The Vashon school board voted last week to tear down the Vashon Elementary School gym, an old wooden structure that’s beloved by some Islanders but has been deemed a safety hazard by others.
Three members of the five-member board — just enough for the item to pass — voted to tear down the gym, located next to The Harbor School, next month.
They approved a $64,000 bid to tear down the building and save some of its large timbers — up to 10-by-10 inches wide and 48 feet long — for future re-use on the Island, said Bob Hennessey, school board chair.
A more expensive bid could have saved much more of the structure, but the board opted for the lesser of the two.
The work will be done by Mitchell Contractors, an Island company.
And though the 1919 structure was named one of the state’s most endangered historic structures three months ago, the safety concerns of the building — which is rotting or termite-eaten in some places — outweigh its historical significance, Hennessey said.
“Frankly, that’s why nobody’s terribly excited about tearing down this gym — it’s an important part of the Island’s history,” he said. “But our first obligation is to the safety of people in and around district facilities, and we don’t want anybody to get killed by this thing.”
Board member John “Oz” Osborne voted against tearing the gym down, in part because he felt the school board hadn’t done enough to try to save the aging wooden structure. Dan Chasan abstained.
“I really like the old building; I think we should have kept it,” Osborne said. “It would have been very expensive to fix it, to do it right and to bring it up to code. However, I didn’t think we explored all the options that were available to us.”
He said he thought funds to repair the gym may have been secured through a historic preservation group or agency but that the process would have taken time — time the school board didn’t feel it had.
The gym will be demolished in September, said Eric Gill, the school district’s capital projects manager. The project should take less than a month, he said.
After the gym is torn down, its footprint could someday be the site of a ball field.
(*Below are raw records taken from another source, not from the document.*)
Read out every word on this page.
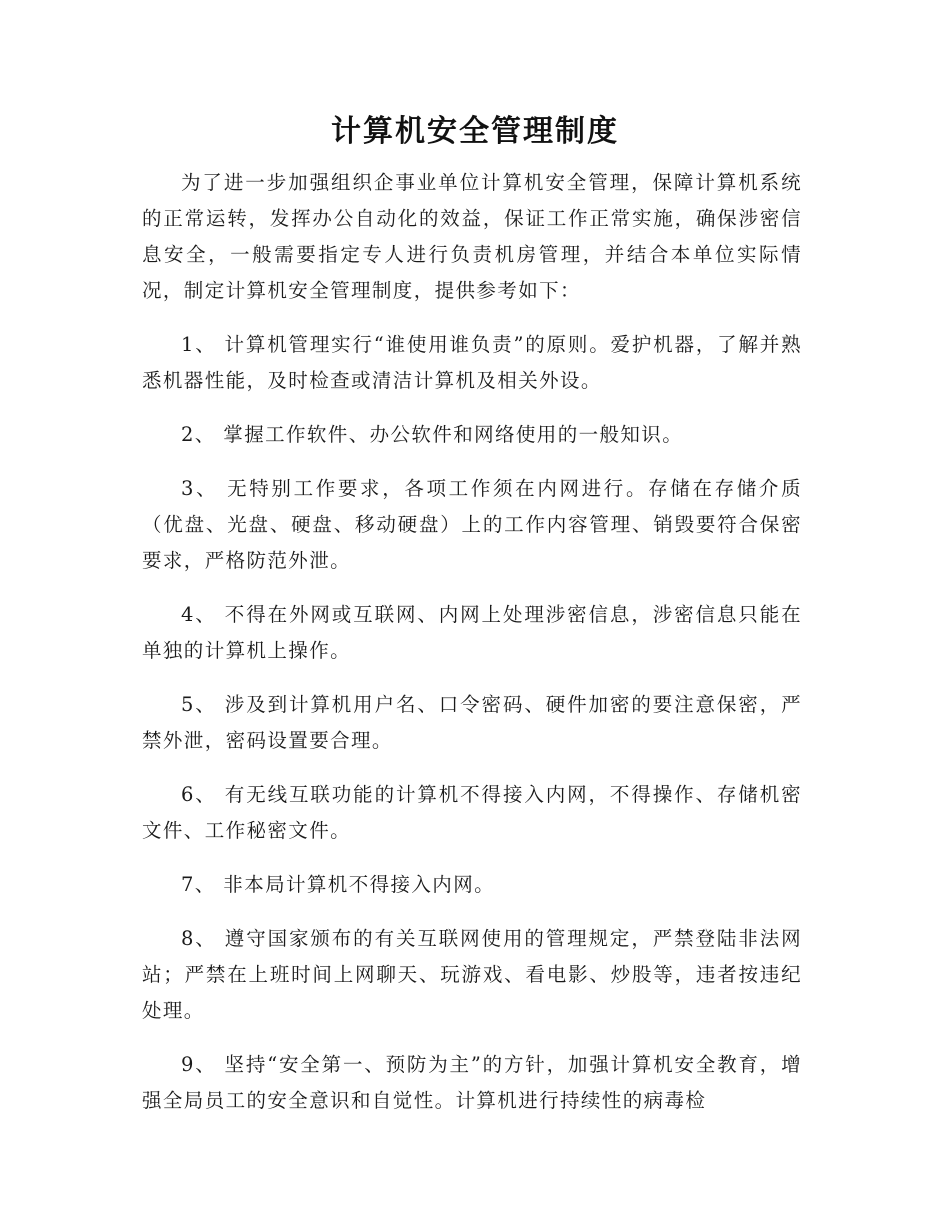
计算机安全管理制度

为了进一步加强组织企事业单位计算机安全管理，保障计算机系统的正常运转，发挥办公自动化的效益，保证工作正常实施，确保涉密信息安全，一般需要指定专人进行负责机房管理，并结合本单位实际情况，制定计算机安全管理制度，提供参考如下：

1、 计算机管理实行“谁使用谁负责”的原则。爱护机器，了解并熟悉机器性能，及时检查或清洁计算机及相关外设。

2、 掌握工作软件、办公软件和网络使用的一般知识。

3、 无特别工作要求，各项工作须在内网进行。存储在存储介质（优盘、光盘、硬盘、移动硬盘）上的工作内容管理、销毁要符合保密要求，严格防范外泄。

4、 不得在外网或互联网、内网上处理涉密信息，涉密信息只能在单独的计算机上操作。

5、 涉及到计算机用户名、口令密码、硬件加密的要注意保密，严禁外泄，密码设置要合理。

6、 有无线互联功能的计算机不得接入内网，不得操作、存储机密文件、工作秘密文件。

7、 非本局计算机不得接入内网。

8、 遵守国家颁布的有关互联网使用的管理规定，严禁登陆非法网站；严禁在上班时间上网聊天、玩游戏、看电影、炒股等，违者按违纪处理。

9、 坚持“安全第一、预防为主”的方针，加强计算机安全教育，增强全局员工的安全意识和自觉性。计算机进行持续性的病毒检
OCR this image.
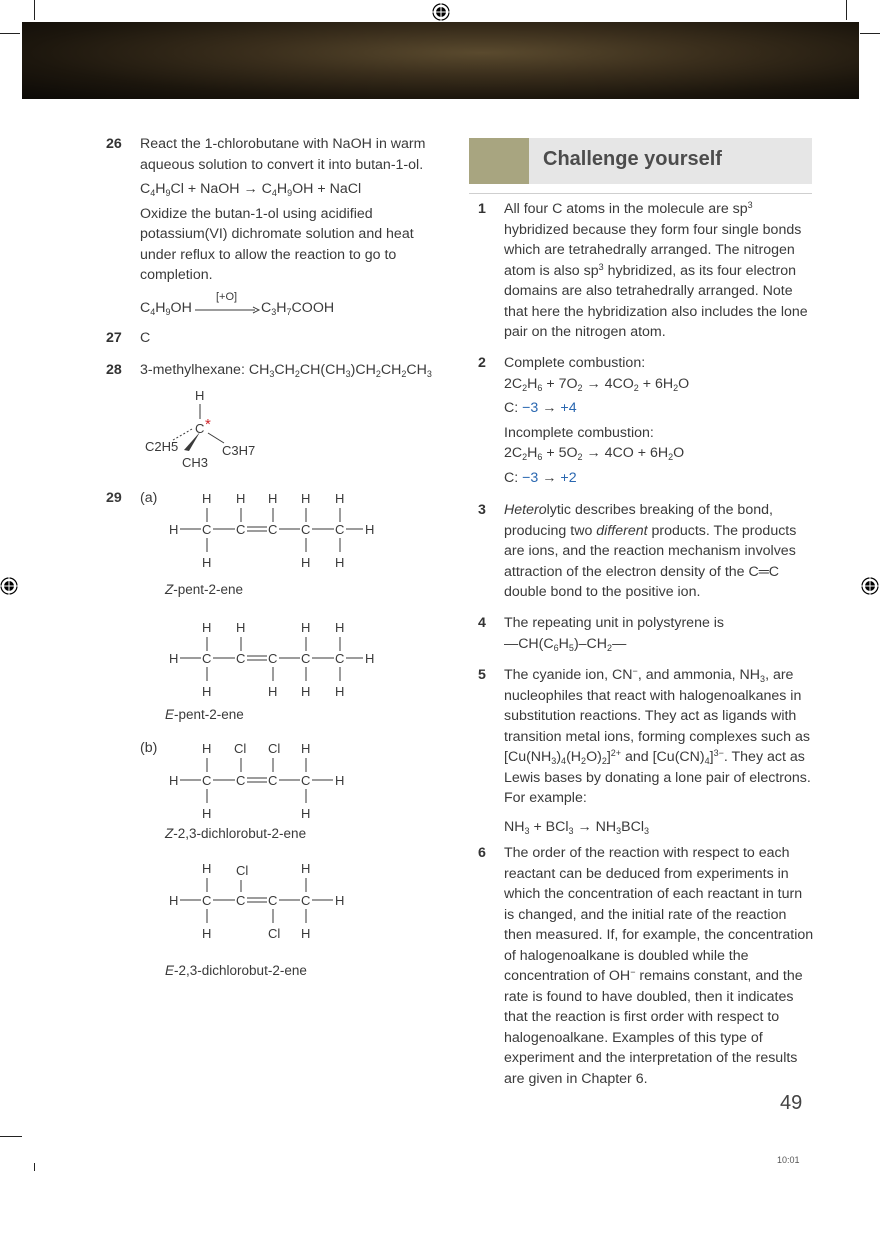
26 React the 1-chlorobutane with NaOH in warm aqueous solution to convert it into butan-1-ol.
$C_4H_9Cl$ + NaOH → $C_4H_9OH$ + NaCl
Oxidize the butan-1-ol using acidified potassium(VI) dichromate solution and heat under reflux to allow the reaction to go to completion.
$C_4H_9OH$
[+O]
$C_3H_7COOH$
27 C
28 3-methylhexane: $CH_3CH_2CH(CH_3)CH_2CH_2CH_3$
H
C *
C2H5	C3H7
CH3
29 (a)
(b)
H H H H H
H C C C C C H
H	H H
Z-pent-2-ene
H H	H H
H C C C C C H
H	H H H
E-pent-2-ene
H Cl Cl H
H C C C C H
H	H
Z-2,3-dichlorobut-2-ene
H Cl	H
H C C C C H
H	Cl H
E-2,3-dichlorobut-2-ene
Challenge yourself
1 All four C atoms in the molecule are $sp^3$ hybridized because they form four single bonds which are tetrahedrally arranged. The nitrogen atom is also $sp^3$ hybridized, as its four electron domains are also tetrahedrally arranged. Note that here the hybridization also includes the lone pair on the nitrogen atom.
2 Complete combustion:
$2C_2H_6 + 7O_2 \to 4CO_2 + 6H_2O$
C: −3 → +4
Incomplete combustion:
$2C_2H_6 + 5O_2 \to 4CO + 6H_2O$
C: −3 → +2
3 Heterolytic describes breaking of the bond, producing two different products. The products are ions, and the reaction mechanism involves attraction of the electron density of the C═C double bond to the positive ion.
4 The repeating unit in polystyrene is
$—CH(C_6H_5)-CH_2—$
5 The cyanide ion, CN−, and ammonia, $NH_3$, are nucleophiles that react with halogenoalkanes in substitution reactions. They act as ligands with transition metal ions, forming complexes such as $[Cu(NH_3)_4(H_2O)_2]^{2+}$ and $[Cu(CN)_4]^{3-}$. They act as Lewis bases by donating a lone pair of electrons. For example:
$NH_3 + BCl_3 \to NH_3BCl_3$
6 The order of the reaction with respect to each reactant can be deduced from experiments in which the concentration of each reactant in turn is changed, and the initial rate of the reaction then measured. If, for example, the concentration of halogenoalkane is doubled while the concentration of OH− remains constant, and the rate is found to have doubled, then it indicates that the reaction is first order with respect to halogenoalkane. Examples of this type of experiment and the interpretation of the results are given in Chapter 6.
49
10:01
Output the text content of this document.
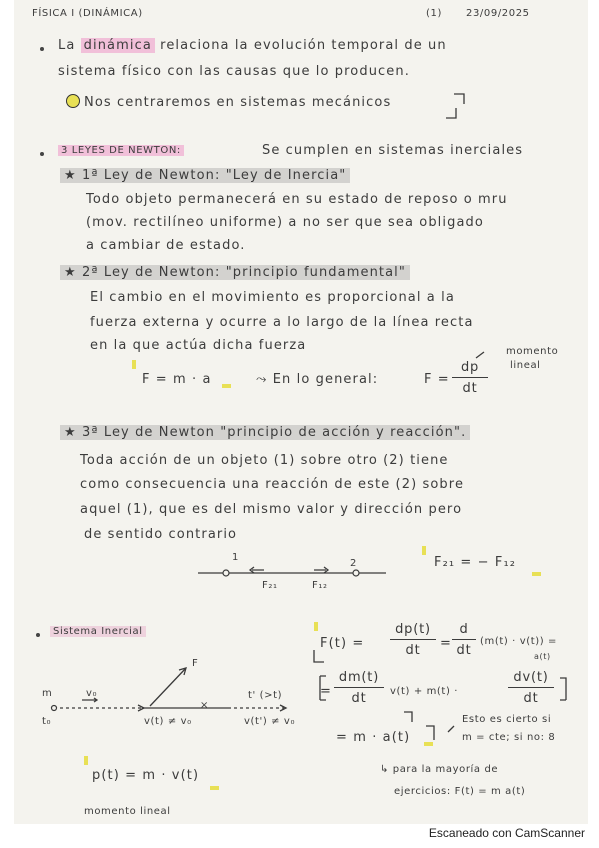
FÍSICA I (DINÁMICA)	(1) 23/09/2025
La dinámica relaciona la evolución temporal de un
sistema físico con las causas que lo producen.
Nos centraremos en sistemas mecánicos
3 LEYES DE NEWTON:	Se cumplen en sistemas inerciales
★ 1ª Ley de Newton: "Ley de Inercia"
Todo objeto permanecerá en su estado de reposo o mru
(mov. rectilíneo uniforme) a no ser que sea obligado
a cambiar de estado.
★ 2ª Ley de Newton: "principio fundamental"
El cambio en el movimiento es proporcional a la
fuerza externa y ocurre a lo largo de la línea recta
en la que actúa dicha fuerza
F = m · a	⤳ En lo general:	$F = \frac{dp}{dt}$
momento
lineal
★ 3ª Ley de Newton "principio de acción y reacción".
Toda acción de un objeto (1) sobre otro (2) tiene
como consecuencia una reacción de este (2) sobre
aquel (1), que es del mismo valor y dirección pero
de sentido contrario
1
2
F₂₁	F₁₂
F₂₁ = − F₁₂
Sistema Inercial
m	v₀
t₀
F
v(t) ≠ v₀
×
t' (>t)
v(t') ≠ v₀
p(t) = m · v(t)
momento lineal
$F(t) = \frac{dp(t)}{dt} = \frac{d}{dt} (m(t) \cdot v(t))$ =
a(t)
= $\frac{dm(t)}{dt} v(t) + m(t)$ ·	$\frac{dv(t)}{dt}$
= m · a(t)
Esto es cierto si
m = cte; si no: 8
↳ para la mayoría de
ejercicios: F(t) = m a(t)
Escaneado con CamScanner
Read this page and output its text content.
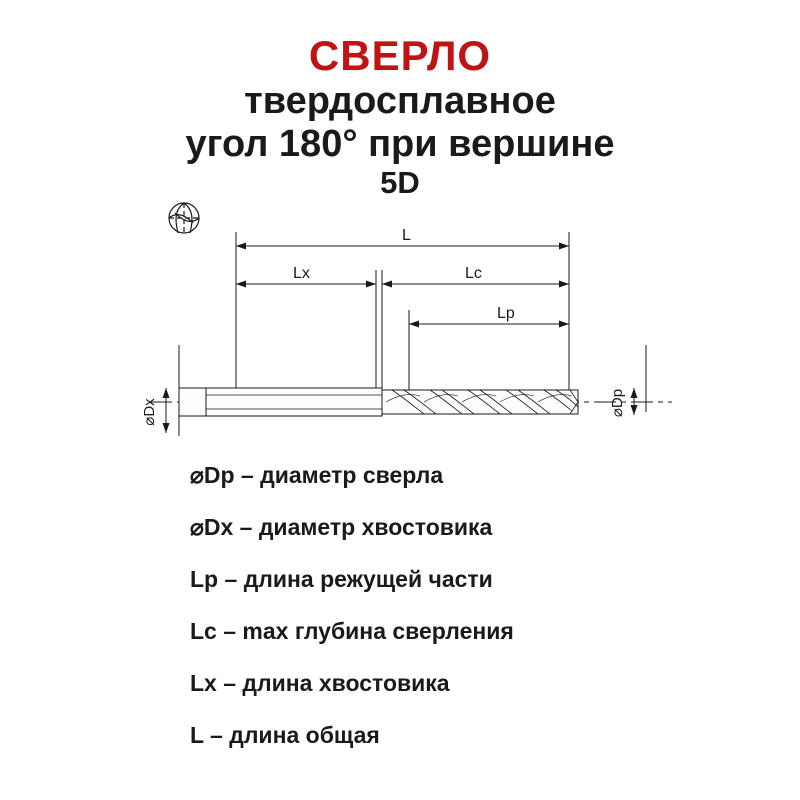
СВЕРЛО
твердосплавное
угол 180° при вершине
5D
L
Lx	Lc
Lp
⌀Dx	⌀Dp
⌀Dp – диаметр сверла
⌀Dx – диаметр хвостовика
Lp – длина режущей части
Lc – max глубина сверления
Lx – длина хвостовика
L – длина общая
The Vashon Park District is applying for enough money to overhaul the fields at the property and may someday install a concession stand, bathrooms and bleachers at the site, as well as make new fields, such as one where the old gym now rests.
It’s these plans for fields that Osborne said seemed to push the gym’s demolition.
“It’s not going to take that long to take it down; I think we could have waited a little longer to take it down,” he said.